⚠️ Overview

NewPass is a credential-stealing malware family first documented by cybersecurity researchers at Unit 42 (Palo Alto Networks) in early 2024, attributed to the threat group tracked as UNC-XXX (no specific group name publicly released). It operates as a password stealer and information stealer, targeting credentials stored in web browsers, email clients, and VPN applications, classified under the infostealer category.

🔧 Technical Capabilities

NewPass propagates primarily through phishing emails containing malicious macro-enabled Office documents or compressed archives (e.g., .zip). Once executed, it deploys a dynamic-link library (DLL) that performs process injection into explorer.exe to evade static detection. The malware communicates with command-and-control (C2) servers via HTTP POST requests using encrypted JSON payloads with a custom XOR key. Persistence is achieved by creating a scheduled task named ‘NewPassUpdate’ that runs at system login. Evasion techniques include checking for sandbox environments by detecting VMware or VirtualBox drivers and terminating if found. The stealer component targets credentials from browsers such as Chrome, Firefox, and Edge by reading local SQLite databases, and also extracts saved credentials from Windows Credential Manager.

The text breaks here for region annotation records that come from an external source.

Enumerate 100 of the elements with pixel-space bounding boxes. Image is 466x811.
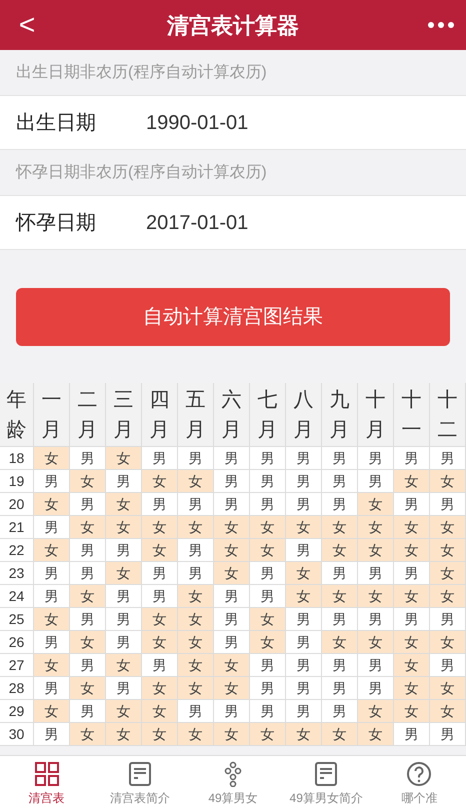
table-cell: 男 bbox=[214, 608, 250, 631]
table-cell: 男 bbox=[214, 470, 250, 493]
age-cell: 24 bbox=[0, 585, 34, 608]
column-header: 十月 bbox=[366, 388, 386, 442]
table-cell: 女 bbox=[106, 516, 142, 539]
column-header: 四月 bbox=[150, 388, 170, 442]
table-cell: 女 bbox=[322, 516, 358, 539]
table-cell: 男 bbox=[250, 700, 286, 723]
table-cell: 女 bbox=[250, 723, 286, 746]
table-cell: 男 bbox=[394, 723, 430, 746]
table-cell: 女 bbox=[358, 700, 394, 723]
table-cell: 女 bbox=[178, 677, 214, 700]
table-cell: 男 bbox=[106, 539, 142, 562]
table-cell: 男 bbox=[322, 700, 358, 723]
tab-item[interactable]: 清宫表 bbox=[0, 756, 94, 811]
tab-item[interactable]: 清宫表简介 bbox=[93, 756, 186, 811]
table-cell: 女 bbox=[70, 585, 106, 608]
table-cell: 女 bbox=[286, 562, 322, 585]
table-cell: 女 bbox=[178, 516, 214, 539]
table-cell: 男 bbox=[34, 562, 70, 585]
page-title: 清宫表计算器 bbox=[167, 12, 299, 40]
table-cell: 男 bbox=[322, 608, 358, 631]
table-cell: 女 bbox=[250, 516, 286, 539]
table-cell: 男 bbox=[358, 470, 394, 493]
table-cell: 女 bbox=[358, 585, 394, 608]
table-cell: 男 bbox=[250, 654, 286, 677]
field-label: 出生日期 bbox=[16, 110, 97, 136]
table-cell: 男 bbox=[286, 654, 322, 677]
table-cell: 男 bbox=[430, 608, 466, 631]
table-cell: 男 bbox=[142, 447, 178, 470]
tab-item[interactable]: 49算男女 bbox=[186, 756, 280, 811]
table-cell: 女 bbox=[34, 608, 70, 631]
field-label: 怀孕日期 bbox=[16, 210, 97, 236]
table-cell: 男 bbox=[142, 493, 178, 516]
table-cell: 男 bbox=[70, 539, 106, 562]
tab-item[interactable]: 哪个准 bbox=[372, 756, 466, 811]
table-cell: 男 bbox=[142, 585, 178, 608]
column-header: 十二 bbox=[438, 388, 458, 442]
table-cell: 男 bbox=[178, 539, 214, 562]
date-field[interactable]: 出生日期 1990-01-01 bbox=[0, 95, 466, 150]
table-cell: 男 bbox=[34, 516, 70, 539]
age-cell: 23 bbox=[0, 562, 34, 585]
back-button[interactable]: < bbox=[12, 11, 42, 39]
age-cell: 29 bbox=[0, 700, 34, 723]
table-cell: 女 bbox=[106, 723, 142, 746]
table-cell: 男 bbox=[322, 562, 358, 585]
table-cell: 女 bbox=[142, 677, 178, 700]
table-cell: 男 bbox=[250, 677, 286, 700]
table-cell: 女 bbox=[106, 493, 142, 516]
table-cell: 男 bbox=[358, 608, 394, 631]
document-icon bbox=[313, 760, 340, 786]
section-note: 怀孕日期非农历(程序自动计算农历) bbox=[14, 162, 268, 182]
table-cell: 男 bbox=[286, 539, 322, 562]
table-cell: 女 bbox=[430, 585, 466, 608]
table-cell: 男 bbox=[142, 562, 178, 585]
age-cell: 19 bbox=[0, 470, 34, 493]
age-cell: 27 bbox=[0, 654, 34, 677]
table-cell: 男 bbox=[358, 677, 394, 700]
table-cell: 男 bbox=[322, 447, 358, 470]
table-cell: 女 bbox=[70, 470, 106, 493]
table-cell: 女 bbox=[250, 608, 286, 631]
table-cell: 女 bbox=[394, 539, 430, 562]
column-header: 二月 bbox=[78, 388, 98, 442]
date-field[interactable]: 怀孕日期 2017-01-01 bbox=[0, 195, 466, 250]
table-cell: 女 bbox=[178, 608, 214, 631]
tab-item[interactable]: 49算男女简介 bbox=[280, 756, 373, 811]
table-cell: 男 bbox=[430, 654, 466, 677]
table-cell: 男 bbox=[142, 654, 178, 677]
table-cell: 男 bbox=[394, 493, 430, 516]
table-cell: 女 bbox=[106, 654, 142, 677]
age-cell: 26 bbox=[0, 631, 34, 654]
table-cell: 女 bbox=[358, 631, 394, 654]
table-cell: 男 bbox=[250, 447, 286, 470]
table-cell: 女 bbox=[394, 516, 430, 539]
table-cell: 男 bbox=[34, 723, 70, 746]
column-header: 七月 bbox=[258, 388, 278, 442]
table-cell: 女 bbox=[214, 654, 250, 677]
table-cell: 女 bbox=[178, 723, 214, 746]
table-cell: 女 bbox=[430, 539, 466, 562]
table-cell: 男 bbox=[178, 562, 214, 585]
table-cell: 女 bbox=[214, 677, 250, 700]
table-cell: 男 bbox=[70, 700, 106, 723]
table-cell: 女 bbox=[394, 700, 430, 723]
document-icon bbox=[126, 760, 153, 786]
table-cell: 男 bbox=[34, 631, 70, 654]
age-cell: 25 bbox=[0, 608, 34, 631]
table-cell: 女 bbox=[142, 723, 178, 746]
table-cell: 男 bbox=[286, 493, 322, 516]
section-note: 出生日期非农历(程序自动计算农历) bbox=[15, 62, 268, 82]
table-cell: 男 bbox=[250, 585, 286, 608]
table-cell: 女 bbox=[394, 631, 430, 654]
table-cell: 女 bbox=[34, 493, 70, 516]
calculate-button[interactable]: 自动计算清宫图结果 bbox=[16, 288, 450, 346]
table-cell: 男 bbox=[286, 700, 322, 723]
table-cell: 女 bbox=[70, 677, 106, 700]
age-cell: 21 bbox=[0, 516, 34, 539]
table-cell: 女 bbox=[214, 516, 250, 539]
table-cell: 男 bbox=[34, 585, 70, 608]
column-header: 八月 bbox=[294, 388, 314, 442]
table-cell: 男 bbox=[106, 677, 142, 700]
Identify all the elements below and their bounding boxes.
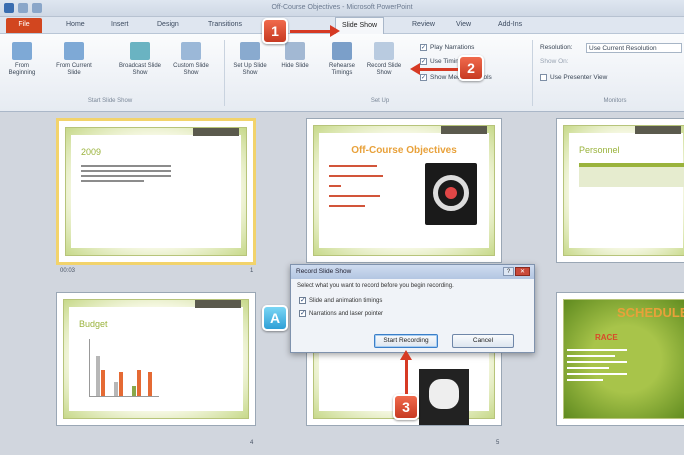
callout-step-2: 2	[458, 55, 484, 81]
slide-tag	[193, 128, 239, 136]
slideshow-start-icon	[12, 42, 32, 60]
slide-number: 4	[250, 440, 254, 446]
checkbox-icon	[420, 44, 427, 51]
tab-add-ins[interactable]: Add-Ins	[498, 21, 522, 28]
slide-subtitle: RACE	[595, 333, 618, 342]
narrations-laser-pointer-checkbox[interactable]: Narrations and laser pointer	[299, 309, 383, 317]
custom-slide-show-button[interactable]: Custom Slide Show	[170, 42, 212, 77]
rehearse-timings-button[interactable]: Rehearse Timings	[323, 42, 361, 77]
slide-title: 2009	[81, 147, 102, 157]
cancel-button[interactable]: Cancel	[452, 334, 514, 348]
slide-tag	[195, 300, 241, 308]
from-current-slide-button[interactable]: From Current Slide	[54, 42, 94, 77]
callout-step-a: A	[262, 305, 288, 331]
slideshow-current-icon	[64, 42, 84, 60]
checkbox-icon	[420, 58, 427, 65]
group-label-start: Start Slide Show	[87, 98, 133, 104]
slide-body-text	[567, 349, 627, 381]
title-bar: Off-Course Objectives - Microsoft PowerP…	[0, 0, 684, 17]
ribbon-divider	[224, 40, 225, 106]
tab-design[interactable]: Design	[157, 21, 179, 28]
slide-bullets	[329, 165, 389, 207]
tab-home[interactable]: Home	[66, 21, 85, 28]
rehearse-icon	[332, 42, 352, 60]
ribbon-divider	[532, 40, 533, 106]
tab-slide-show[interactable]: Slide Show	[335, 17, 385, 35]
arrow-head-icon	[330, 25, 340, 37]
arrow-head-icon	[400, 350, 412, 360]
window-title: Off-Course Objectives - Microsoft PowerP…	[271, 4, 413, 11]
arrow-head-icon	[410, 63, 420, 75]
slide-table	[579, 163, 684, 187]
callout-arrow	[420, 68, 458, 71]
hide-slide-button[interactable]: Hide Slide	[280, 42, 310, 70]
slide-number: 1	[250, 268, 254, 274]
tab-review[interactable]: Review	[412, 21, 435, 28]
slide-number: 5	[496, 440, 500, 446]
record-icon	[374, 42, 394, 60]
slide-image	[425, 163, 477, 225]
checkbox-icon	[540, 74, 547, 81]
presenter-view-checkbox[interactable]: Use Presenter View	[540, 74, 607, 81]
slide-animation-timings-checkbox[interactable]: Slide and animation timings	[299, 296, 382, 304]
slide-thumbnail-6[interactable]: SCHEDULE RACE	[556, 292, 684, 426]
slide-thumbnail-4[interactable]: Budget	[56, 292, 256, 426]
show-on-label: Show On:	[540, 58, 569, 65]
help-icon[interactable]: ?	[503, 267, 514, 276]
setup-icon	[240, 42, 260, 60]
callout-arrow	[405, 360, 408, 394]
callout-arrow	[290, 30, 330, 33]
checkbox-icon	[299, 296, 306, 304]
callout-step-3: 3	[393, 394, 419, 420]
slide-tag	[441, 126, 487, 134]
tab-view[interactable]: View	[456, 21, 471, 28]
slide-timing: 00:03	[60, 268, 76, 274]
tab-insert[interactable]: Insert	[111, 21, 129, 28]
record-slide-show-dialog: Record Slide Show ? ✕ Select what you wa…	[290, 264, 535, 353]
callout-step-1: 1	[262, 18, 288, 44]
from-beginning-button[interactable]: From Beginning	[4, 42, 40, 77]
slide-title: SCHEDULE	[617, 305, 684, 320]
broadcast-icon	[130, 42, 150, 60]
tab-transitions[interactable]: Transitions	[208, 21, 242, 28]
slide-body-text	[81, 165, 171, 185]
resolution-label: Resolution:	[540, 44, 573, 51]
start-recording-button[interactable]: Start Recording	[374, 334, 438, 348]
hide-slide-icon	[285, 42, 305, 60]
slide-tag	[635, 126, 681, 134]
slide-thumbnail-2[interactable]: Off-Course Objectives	[306, 118, 502, 263]
checkbox-icon	[420, 74, 427, 81]
resolution-dropdown[interactable]: Use Current Resolution	[586, 43, 682, 53]
ribbon-tabs: File Home Insert Design Transitions Slid…	[0, 17, 684, 35]
dialog-title: Record Slide Show	[291, 265, 534, 279]
record-slide-show-button[interactable]: Record Slide Show	[364, 42, 404, 77]
broadcast-slide-show-button[interactable]: Broadcast Slide Show	[118, 42, 162, 77]
slide-title: Personnel	[579, 145, 620, 155]
group-label-monitors: Monitors	[603, 98, 627, 104]
set-up-slide-show-button[interactable]: Set Up Slide Show	[230, 42, 270, 77]
slide-title: Budget	[79, 319, 108, 329]
play-narrations-checkbox[interactable]: Play Narrations	[420, 44, 474, 51]
custom-show-icon	[181, 42, 201, 60]
close-icon[interactable]: ✕	[515, 267, 530, 276]
slide-thumbnail-1[interactable]: 2009	[56, 118, 256, 265]
tab-file[interactable]: File	[6, 18, 42, 33]
ribbon: From Beginning From Current Slide Broadc…	[0, 34, 684, 112]
slide-chart	[89, 339, 159, 397]
dialog-description: Select what you want to record before yo…	[297, 283, 454, 289]
slide-thumbnail-3[interactable]: Personnel	[556, 118, 684, 263]
slide-image	[419, 369, 469, 425]
slide-title: Off-Course Objectives	[351, 145, 457, 156]
group-label-setup: Set Up	[370, 98, 390, 104]
checkbox-icon	[299, 309, 306, 317]
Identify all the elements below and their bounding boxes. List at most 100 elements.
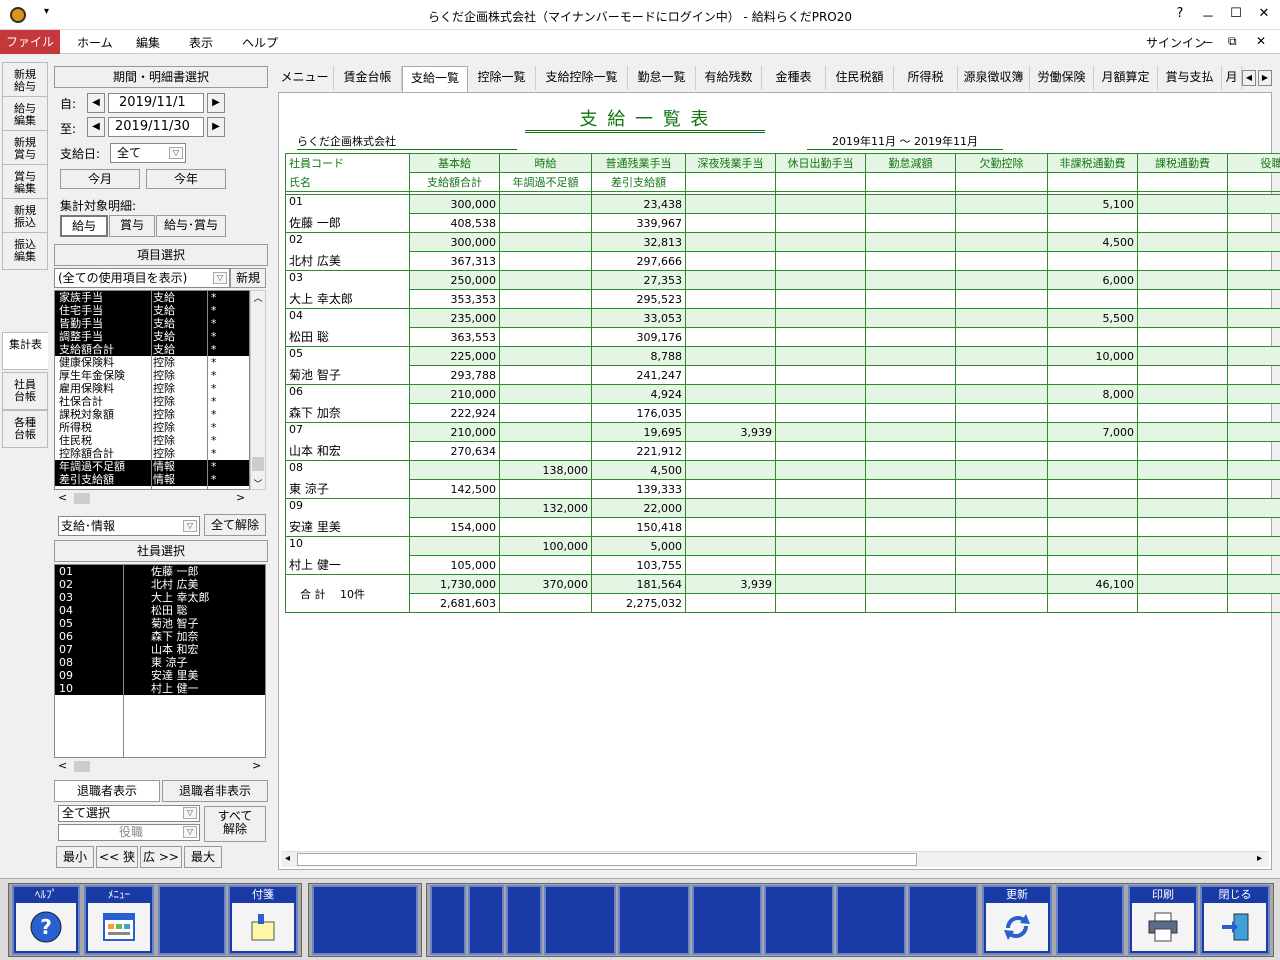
employee-row[interactable]: 03 大上 幸太郎 (55, 591, 265, 604)
left-tab-new-salary[interactable]: 新規 給与 (2, 62, 48, 100)
type-filter-select[interactable]: 支給･情報 ▽ (58, 516, 200, 536)
item-row[interactable]: 家族手当 支給 * (55, 291, 249, 304)
sticky-note-fkey[interactable]: 付箋 (228, 885, 298, 955)
ribbon-close-button[interactable]: ✕ (1256, 34, 1266, 48)
empty-fkey-5[interactable] (506, 885, 542, 955)
empty-fkey-9[interactable] (764, 885, 834, 955)
width-min-button[interactable]: 最小 (56, 846, 94, 868)
left-tab-employee-ledger[interactable]: 社員 台帳 (2, 372, 48, 410)
signin-link[interactable]: サインイン (1146, 34, 1206, 51)
from-prev-button[interactable]: ◀ (87, 93, 105, 113)
item-filter-select[interactable]: (全ての使用項目を表示) ▽ (54, 268, 230, 288)
hide-retired-button[interactable]: 退職者非表示 (162, 780, 268, 802)
width-narrow-button[interactable]: << 狭 (96, 846, 138, 868)
width-wide-button[interactable]: 広 >> (140, 846, 182, 868)
scroll-right-icon[interactable]: > (236, 491, 245, 504)
scroll-up-icon[interactable]: ︿ (251, 291, 265, 304)
table-row[interactable]: 佐藤 一郎 408,538 339,967 (285, 213, 1280, 233)
refresh-fkey[interactable]: 更新 (982, 885, 1052, 955)
left-tab-summary[interactable]: 集計表 (2, 332, 48, 370)
select-all-select[interactable]: 全て選択 ▽ (58, 805, 200, 822)
ribbon-restore-button[interactable]: ⧉ (1228, 34, 1237, 49)
empty-fkey-8[interactable] (692, 885, 762, 955)
to-prev-button[interactable]: ◀ (87, 117, 105, 137)
this-month-button[interactable]: 今月 (60, 169, 140, 189)
item-row[interactable]: 調整手当 支給 * (55, 330, 249, 343)
menu-home[interactable]: ホーム (77, 34, 113, 51)
item-row[interactable]: 控除額合計 控除 * (55, 447, 249, 460)
employee-row[interactable]: 02 北村 広美 (55, 578, 265, 591)
table-row[interactable]: 05 225,000 8,788 10,000 (285, 346, 1280, 366)
table-row[interactable]: 10 100,000 5,000 (285, 536, 1280, 556)
close-fkey[interactable]: 閉じる (1200, 885, 1270, 955)
close-button[interactable]: ✕ (1254, 6, 1274, 21)
table-row[interactable]: 06 210,000 4,924 8,000 (285, 384, 1280, 404)
tab-month[interactable]: 月 (1222, 66, 1242, 90)
employee-row[interactable]: 01 佐藤 一郎 (55, 565, 265, 578)
empty-fkey-10[interactable] (836, 885, 906, 955)
maximize-button[interactable]: ☐ (1226, 6, 1246, 21)
empty-fkey-6[interactable] (544, 885, 616, 955)
empty-fkey-11[interactable] (908, 885, 978, 955)
tab-attendance-list[interactable]: 勤怠一覧 (628, 66, 696, 90)
report-hscroll[interactable]: ◂ ▸ (281, 851, 1269, 867)
role-select[interactable]: 役職 ▽ (58, 824, 200, 841)
menu-view[interactable]: 表示 (189, 34, 213, 51)
item-row[interactable]: 健康保険料 控除 * (55, 356, 249, 369)
tab-labor-insurance[interactable]: 労働保険 (1030, 66, 1094, 90)
table-row[interactable]: 村上 健一 105,000 103,755 (285, 555, 1280, 575)
item-row[interactable]: 住宅手当 支給 * (55, 304, 249, 317)
table-row[interactable]: 01 300,000 23,438 5,100 (285, 194, 1280, 214)
table-row[interactable]: 北村 広美 367,313 297,666 (285, 251, 1280, 271)
menu-help[interactable]: ヘルプ (242, 34, 278, 51)
scroll-right-icon[interactable]: ▸ (1257, 853, 1262, 864)
scroll-left-icon[interactable]: < (58, 491, 67, 504)
left-tab-edit-bonus[interactable]: 賞与 編集 (2, 164, 48, 202)
clear-all-button[interactable]: すべて 解除 (204, 806, 266, 842)
scroll-thumb[interactable] (297, 853, 917, 866)
item-row[interactable]: 課税対象額 控除 * (55, 408, 249, 421)
tab-income-tax[interactable]: 所得税 (894, 66, 958, 90)
target-salary-button[interactable]: 給与 (60, 215, 108, 237)
tab-wage-ledger[interactable]: 賃金台帳 (334, 66, 402, 90)
tab-scroll-right-button[interactable]: ▶ (1258, 70, 1272, 86)
to-next-button[interactable]: ▶ (207, 117, 225, 137)
employee-row[interactable]: 04 松田 聡 (55, 604, 265, 617)
table-row[interactable]: 大上 幸太郎 353,353 295,523 (285, 289, 1280, 309)
empty-fkey-4[interactable] (468, 885, 504, 955)
empty-fkey-3[interactable] (430, 885, 466, 955)
print-fkey[interactable]: 印刷 (1128, 885, 1198, 955)
tab-deduction-list[interactable]: 控除一覧 (468, 66, 536, 90)
table-row[interactable]: 02 300,000 32,813 4,500 (285, 232, 1280, 252)
from-next-button[interactable]: ▶ (207, 93, 225, 113)
scroll-right-icon[interactable]: > (252, 759, 261, 772)
left-tab-other-ledgers[interactable]: 各種 台帳 (2, 410, 48, 448)
empty-fkey-1[interactable] (158, 885, 226, 955)
employee-list[interactable]: 01 佐藤 一郎 02 北村 広美 03 大上 幸太郎 04 松田 聡 05 菊池 智子 06 森下 … (54, 564, 266, 758)
scroll-thumb[interactable] (74, 761, 90, 772)
this-year-button[interactable]: 今年 (146, 169, 226, 189)
to-date-input[interactable]: 2019/11/30 (108, 117, 204, 137)
table-row[interactable]: 07 210,000 19,695 3,939 7,000 (285, 422, 1280, 442)
employee-row[interactable]: 06 森下 加奈 (55, 630, 265, 643)
table-row[interactable]: 森下 加奈 222,924 176,035 (285, 403, 1280, 423)
table-row[interactable]: 安達 里美 154,000 150,418 (285, 517, 1280, 537)
table-row[interactable]: 09 132,000 22,000 (285, 498, 1280, 518)
tab-paid-leave[interactable]: 有給残数 (696, 66, 762, 90)
left-tab-new-bonus[interactable]: 新規 賞与 (2, 130, 48, 168)
tab-bonus-payment[interactable]: 賞与支払 (1158, 66, 1222, 90)
item-list[interactable]: 家族手当 支給 * 住宅手当 支給 * 皆勤手当 支給 * 調整手当 支給 * 支給額合計 支給 * 健康保険… (54, 290, 250, 490)
table-row[interactable]: 山本 和宏 270,634 221,912 (285, 441, 1280, 461)
item-row[interactable]: 社保合計 控除 * (55, 395, 249, 408)
width-max-button[interactable]: 最大 (184, 846, 222, 868)
table-row[interactable]: 東 涼子 142,500 139,333 (285, 479, 1280, 499)
tab-monthly-calc[interactable]: 月額算定 (1094, 66, 1158, 90)
total-row[interactable]: 2,681,603 2,275,032 (286, 593, 1280, 613)
tab-pay-deduction-list[interactable]: 支給控除一覧 (536, 66, 628, 90)
item-row[interactable]: 皆勤手当 支給 * (55, 317, 249, 330)
payday-select[interactable]: 全て ▽ (110, 143, 186, 163)
item-row[interactable]: 支給額合計 支給 * (55, 343, 249, 356)
table-row[interactable]: 松田 聡 363,553 309,176 (285, 327, 1280, 347)
scroll-thumb[interactable] (252, 457, 264, 471)
item-row[interactable]: 差引支給額 情報 * (55, 473, 249, 486)
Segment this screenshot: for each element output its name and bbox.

📜 History & Notable Incidents

NewPass was first observed in the wild in January 2024, with a significant campaign in March 2024 targeting European financial institutions. No high-profile victims have been publicly named as of mid-2024. The malware does not exploit any specific CVEs but relies on social engineering to trick users into running the initial payload. No law enforcement actions have been reported against the operators.

🔍 Detection Indicators

Known SHA256 hashes include e3b0c44298fc1c149afbf4c8996fb92427ae41e4649b934ca495991b7852b855 (sample from VirusTotal) and a7ffc6f8bf1ed76651c14756a061d662f580ff4de43b49fa82d80a4b80f8434a. Behavioral indicators include the creation of the scheduled task ‘NewPassUpdate’ and outbound connections to IP addresses in the 185.xx.xx.xx range (Russian AS). Registry keys under HKCUSoftwareMicrosoftWindowsCurrentVersionRun are modified for persistence. The User-Agent string ‘Mozilla/5.0 (Windows NT 10.0; Win64; x64) AppleWebKit/537.36 (KHTML, like Gecko) Chrome/120.0.0.0 Safari/537.36 NewPass’ has been observed in C2 traffic.

☠️ Risk & Impact

NewPass primarily exfiltrates saved credentials, which can lead to account takeovers and lateral movement within corporate networks. The financial sector is the most targeted, with potential losses from credential-based fraud. No widespread data destruction or ransomware functionality has been identified.

🛡️ Mitigation

Recommended defenses include blocking macro execution in Office documents from external sources, deploying endpoint detection and response (EDR) rules for process injection into explorer.exe, and monitoring for the scheduled task ‘NewPassUpdate’. Network administrators should block outbound connections to known C2 IP ranges (185.0.0.0/8). No specific vendor patch exists; mitigation relies on user awareness and updated security software.

ⓘ Data Notice: The information presented above has been compiled from publicly available internet sources. Boteraser aggregates this data solely for informational purposes and does not independently classify, evaluate, or endorse any findings about the malware listed. The accuracy and completeness of this information is the sole responsibility of the original publishers. Boteraser and its operators accept no liability for any decisions made based on this data.